The minimum wage is nothing if not a hot topic throughout the U.S.
Five states let businesses dictate their minimum wages, but the vast majority have set it above $7.25 an hour.
A recent study has shed some light on the issue from an interesting angle. When it comes to a minimum wage increase, who is footing the bill?
The research pointed at McDonald’s and how they dealt with a mandatory minimum wage increase throughout different states.
Unsurprisingly, Ronald McDonald’s upper-echelon (i.e., those who run the company) are not paying for it out-of-pocket. Instead, they transfer the extra costs to the customer. Who would have seen this one coming?
So, for every minimum wage increase, you are forced to pay a McWage – but you don’t get fries with that one.
You would think that they would just introduce more touch screen machines so that you can place your own order, right? That’s not the case according to the study.
“We also find that McDonald’s restaurants do not introduce touch-screen ordering, a potential labor-saving technology, in response to increases in labor costs driven by minimum wage
hikes. Moreover, we find restaurants are able to pass nearly all of such labor cost increases onto their customers in the form of higher Big Mac prices. As a result our evidence indicates that the elasticity of Big Macs per hour of Basic Crew work (a real wage measure) is 0.54, which is substantial, but about one-fifth lower than the 0.68 McWage elasticity.”

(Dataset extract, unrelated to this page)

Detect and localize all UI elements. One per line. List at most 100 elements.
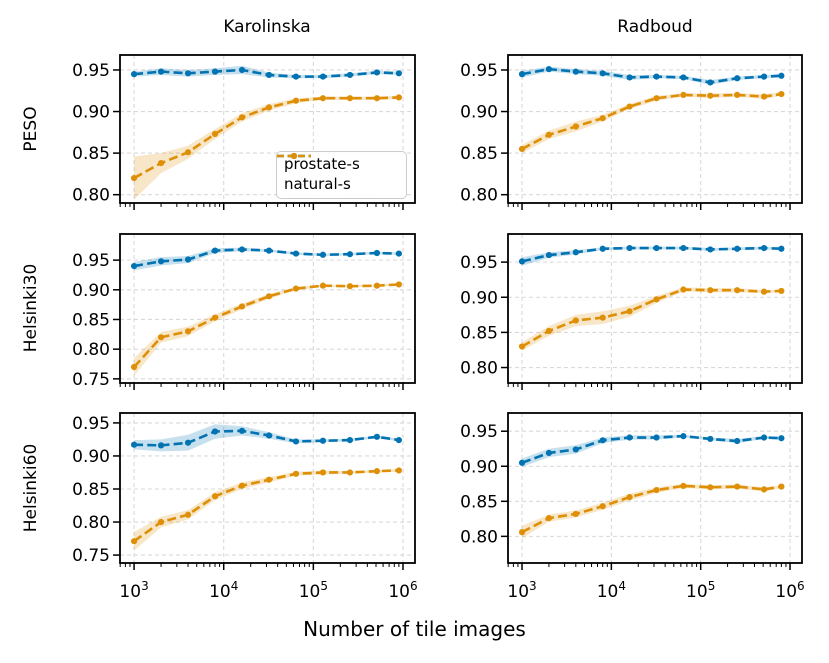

And, of course, the government gets a little cut from the extra tax revenue!
Simply put, corporate stays rich, the government gets more money; in the meantime, the working man fights for scraps. Remember, no one benefits from minimum wage laws like the government does. It’s going to cost everyone in the long run because everything will cost more, but people will be poorer because they’ll have to pay more taxes.